On Monday, March 07, 2011 5:54:47 pm Jonathan Stuart wrote:
> Hiya all,
>
> Does anyone have any idea why a large UMA zone created without the UMA_ZONE_PAGEABLE flag would page fault in kernel mode when I uma_zalloc one
item with M_ZERO | M_WAITOK.  The fault takes place during the bzero'ing of
> the memory.. the pointer *looks* valid, as well.  This does not happen with some smaller zones I've been using.
> The zone shows up in ddb's "show uma", and it's size 620756992.
>
> Do I need to use UMA_ZONE_NOFREE to keep it in memory?  This was not my understanding of that flag.

No, that just prevents free slabs from being returned to the system.
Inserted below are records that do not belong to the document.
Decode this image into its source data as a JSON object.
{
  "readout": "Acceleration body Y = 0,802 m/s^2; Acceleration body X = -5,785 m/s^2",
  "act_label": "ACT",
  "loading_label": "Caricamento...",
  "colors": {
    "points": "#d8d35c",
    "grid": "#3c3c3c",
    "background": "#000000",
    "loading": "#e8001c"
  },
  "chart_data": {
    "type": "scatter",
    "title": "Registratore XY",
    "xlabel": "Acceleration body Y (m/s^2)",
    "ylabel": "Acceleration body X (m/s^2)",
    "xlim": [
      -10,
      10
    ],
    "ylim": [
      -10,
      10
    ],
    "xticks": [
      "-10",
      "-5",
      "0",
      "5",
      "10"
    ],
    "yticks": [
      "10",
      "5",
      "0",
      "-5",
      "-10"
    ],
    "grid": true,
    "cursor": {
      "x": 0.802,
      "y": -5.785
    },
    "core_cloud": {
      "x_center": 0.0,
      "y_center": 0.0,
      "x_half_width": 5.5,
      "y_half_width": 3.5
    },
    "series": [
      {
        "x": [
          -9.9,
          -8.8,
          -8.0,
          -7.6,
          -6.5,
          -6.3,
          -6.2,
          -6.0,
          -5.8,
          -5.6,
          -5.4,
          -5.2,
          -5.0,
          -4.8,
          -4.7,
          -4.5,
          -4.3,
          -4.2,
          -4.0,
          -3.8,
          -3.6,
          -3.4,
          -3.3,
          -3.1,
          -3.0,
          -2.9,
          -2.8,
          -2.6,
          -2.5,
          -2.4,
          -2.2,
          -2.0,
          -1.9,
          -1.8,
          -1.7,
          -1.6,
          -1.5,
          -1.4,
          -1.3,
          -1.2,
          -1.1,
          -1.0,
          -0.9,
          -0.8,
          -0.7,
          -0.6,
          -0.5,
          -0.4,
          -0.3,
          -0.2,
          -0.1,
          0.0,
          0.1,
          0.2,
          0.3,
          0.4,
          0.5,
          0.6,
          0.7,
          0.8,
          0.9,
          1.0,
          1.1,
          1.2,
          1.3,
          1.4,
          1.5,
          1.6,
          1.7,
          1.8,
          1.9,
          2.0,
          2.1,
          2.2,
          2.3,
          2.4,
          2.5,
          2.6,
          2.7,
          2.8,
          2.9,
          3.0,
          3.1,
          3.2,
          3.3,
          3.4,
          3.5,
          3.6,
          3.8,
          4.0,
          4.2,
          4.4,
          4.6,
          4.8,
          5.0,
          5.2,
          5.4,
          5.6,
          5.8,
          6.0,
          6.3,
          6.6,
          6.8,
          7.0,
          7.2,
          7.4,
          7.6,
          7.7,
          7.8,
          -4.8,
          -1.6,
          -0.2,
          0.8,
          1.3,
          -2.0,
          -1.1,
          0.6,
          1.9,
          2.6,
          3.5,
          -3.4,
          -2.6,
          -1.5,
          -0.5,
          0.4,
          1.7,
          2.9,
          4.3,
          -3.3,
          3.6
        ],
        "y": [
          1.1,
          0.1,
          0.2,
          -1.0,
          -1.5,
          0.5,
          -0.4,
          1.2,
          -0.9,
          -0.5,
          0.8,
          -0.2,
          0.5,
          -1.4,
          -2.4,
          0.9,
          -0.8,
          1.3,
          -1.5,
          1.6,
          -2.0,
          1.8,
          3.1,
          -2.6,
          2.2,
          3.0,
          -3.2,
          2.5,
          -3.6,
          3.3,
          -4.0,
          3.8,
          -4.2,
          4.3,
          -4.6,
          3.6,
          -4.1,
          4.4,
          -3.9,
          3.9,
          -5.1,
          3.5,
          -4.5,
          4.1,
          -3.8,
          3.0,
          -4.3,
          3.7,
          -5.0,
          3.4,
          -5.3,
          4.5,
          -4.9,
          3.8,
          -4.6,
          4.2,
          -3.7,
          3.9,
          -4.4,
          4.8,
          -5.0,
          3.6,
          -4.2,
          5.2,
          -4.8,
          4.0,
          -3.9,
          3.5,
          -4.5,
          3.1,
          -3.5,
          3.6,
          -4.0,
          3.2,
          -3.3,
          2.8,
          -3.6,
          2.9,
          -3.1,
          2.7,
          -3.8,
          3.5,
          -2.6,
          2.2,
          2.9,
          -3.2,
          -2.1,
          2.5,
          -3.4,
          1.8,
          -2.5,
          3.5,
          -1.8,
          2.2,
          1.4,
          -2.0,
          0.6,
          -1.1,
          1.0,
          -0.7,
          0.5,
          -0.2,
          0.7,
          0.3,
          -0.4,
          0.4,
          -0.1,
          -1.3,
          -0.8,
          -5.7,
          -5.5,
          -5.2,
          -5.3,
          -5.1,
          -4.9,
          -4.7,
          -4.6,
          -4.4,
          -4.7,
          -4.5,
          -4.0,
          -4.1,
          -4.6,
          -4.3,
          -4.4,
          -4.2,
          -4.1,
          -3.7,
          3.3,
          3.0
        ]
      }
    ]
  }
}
Is this on amd64?  Some questions, things you can try if so:

See if it is a direct-mapped address.  If it is, then I'm at a loss as to why
this would fault.  Maybe verify that the physical addresses backed by that
range are valid via SMAP?

If it is not direct-mapped, grab my gdb scripts from
http://www.freebsd.org/~jhb/gdb/.  Then fire up kgdb on the crashdump, cd to
a directory holding the scripts and do 'source gdb6'.  Then you can use the
'kvm' command to display a rough layout of the kernel's address space.  Make
sure the virtual address range is backed by something valid.

If it is then you might want to write some custom gdb scripts to find the
right vm_map_entry in the kernel_map for your address range and find the
backing VM object and starting offset.  Then you can use gdb to examine
the pages assigned to that VM object at that offset and ensure they are
valid, etc.  You might also try examining the PTE's directly as well.